Scientific Research Projects

  • National Natural Science Foundation of China (32070734), 2021/01/01 to 2024/12/31, 580,000 RMB, ongoing, Jing Zhang (PI), Goal: Ubiquitin ligase Mule in ferroptosis and liver diseases

  • Shanghai Pujiang Program (20PJ1409500), 2020/11 to 2022/10/30, 300,000 RMB, ongoing, Jing Zhang (PI), Goal: oxidative stress induced necrosis and kidney injury

  • Natural Science Foundation of Shanghai (20ZR1430800), 2020/07 to 2023/06, 200,000 RMB, ongoing, Jing Zhang (PI), Goal: the ubiquitination of transferrin receptor in ferroptosis

Publications

  1. Yan Wu; Huike Jiao; Yangbo Yue; Kang He; Yuting Jin; Jiang Zhang; Jing Zhang; Yuehan Wei;Hanyan Luo; Zhenyue Hao; Xuyun Zhao; Qiang Xia; Qing Zhong; Jing Zhang ; Ubiquitin ligase E3 Huwe1/Mule targets transferrin receptor for degradation and suppresses ferroptosis in acute liver injury, Cell Death and Differentiation, 2022, DOI:10.1038/s41418-022-00957-6.

  2. Jing Zhang; Qing Zhong; Histone deacetylase inhibitors and cell death., Cellular and Molecular Life Sciences, 2014, 71(20): 3885-3901.

  3. Jing Zhang; Shu Kan; Brian Huang; Zhenyue Hao; Tak W. Mak; Qing Zhong; Mule determines the apoptotic response to HDAC inhibitors by targeted ubiquitination and destruction of HDAC2, Genes&Development, 2011, 25(24): 2610-2618.
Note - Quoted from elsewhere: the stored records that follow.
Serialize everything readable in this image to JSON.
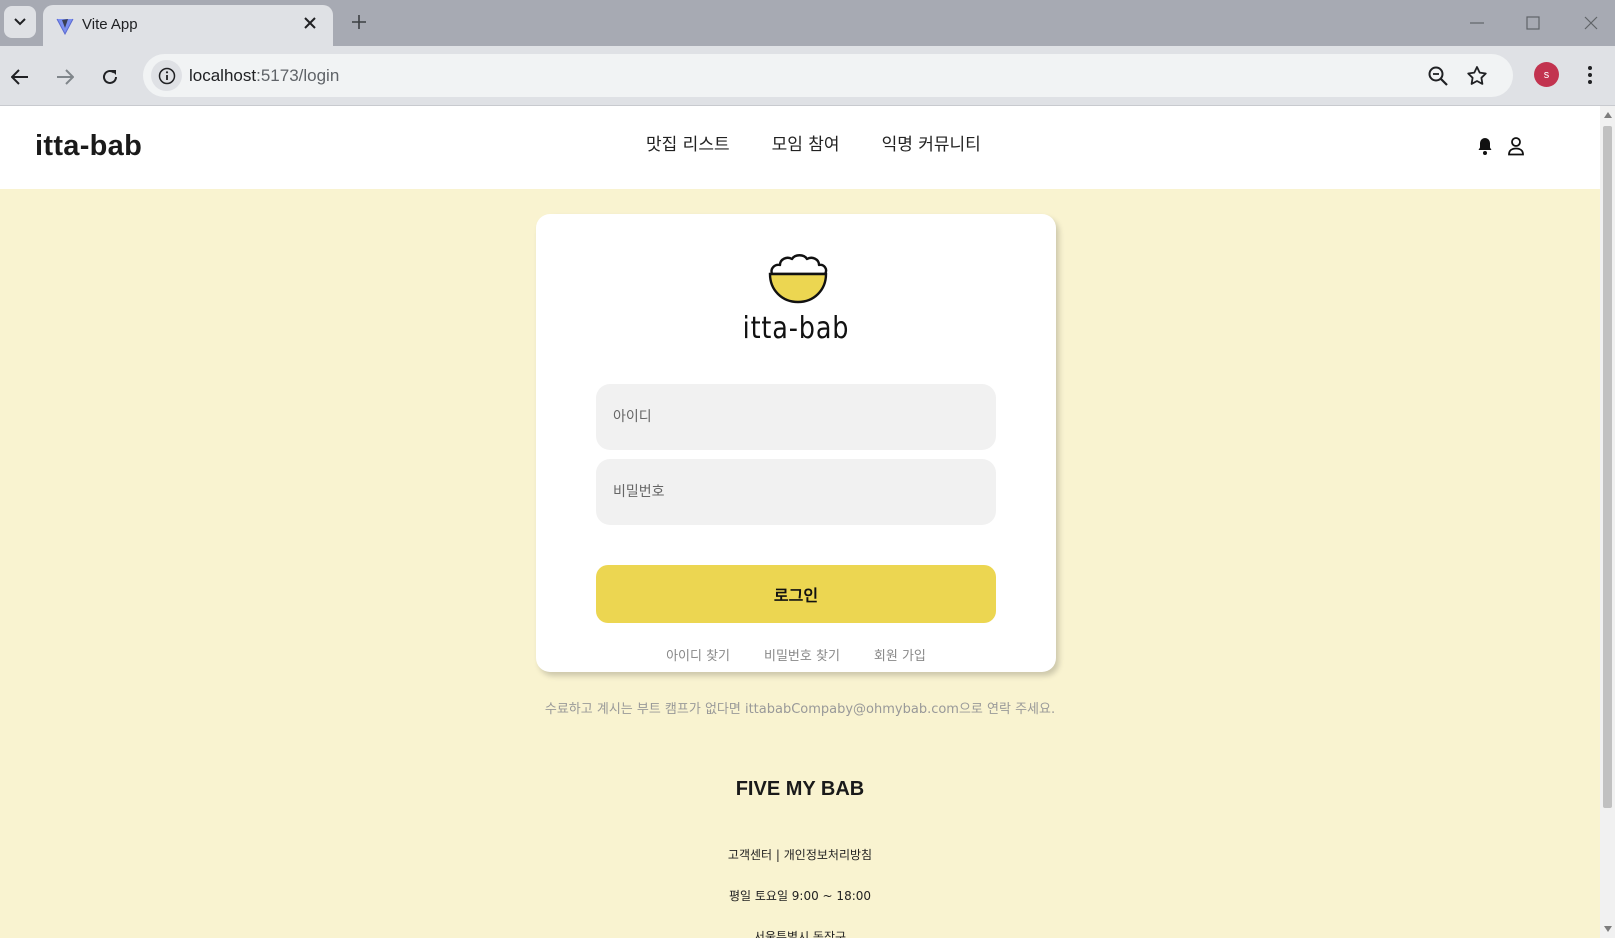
{
  "browser": {
    "tab_title": "Vite App",
    "url_host": "localhost",
    "url_path": ":5173/login",
    "profile_initial": "s",
    "profile_color": "#c2334f"
  },
  "header": {
    "brand": "itta-bab",
    "nav": [
      "맛집 리스트",
      "모임 참여",
      "익명 커뮤니티"
    ]
  },
  "login": {
    "logo_text": "itta-bab",
    "id_placeholder": "아이디",
    "pw_placeholder": "비밀번호",
    "submit_label": "로그인",
    "links": [
      "아이디 찾기",
      "비밀번호 찾기",
      "회원 가입"
    ]
  },
  "contact_note": "수료하고 계시는 부트 캠프가 없다면 ittababCompaby@ohmybab.com으로 연락 주세요.",
  "footer": {
    "title": "FIVE MY BAB",
    "lines": [
      "고객센터 | 개인정보처리방침",
      "평일 토요일 9:00 ~ 18:00",
      "서울특별시 동작구"
    ]
  },
  "colors": {
    "page_bg": "#f9f3d0",
    "accent": "#ecd651"
  }
}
  4. Jing Zhang; Liping Song; Ying Huang; Qian Zhao; Kewen Zhao; Guoqiang Chen; Accumulation of hypoxia-inducible factor-1 alpha protein and its role in the differentiation of myeloid leukemic cells induced by all-trans retinoic acid, Haematologica, 2008, 93(10): 1480-1487.

  5. Liping Song; Jing Zhang; Shaofang Wu; Ying Huang; Qian Zhao; Jingping Cao; Yingli Wu; Lishun Wang; Guoqiang Chen; Hypoxia-inducible factor-1a-induced differentiation of myeloid leukemic cells is its transcriptional activity independent, Oncogene, 2008, 27(4): 519-527.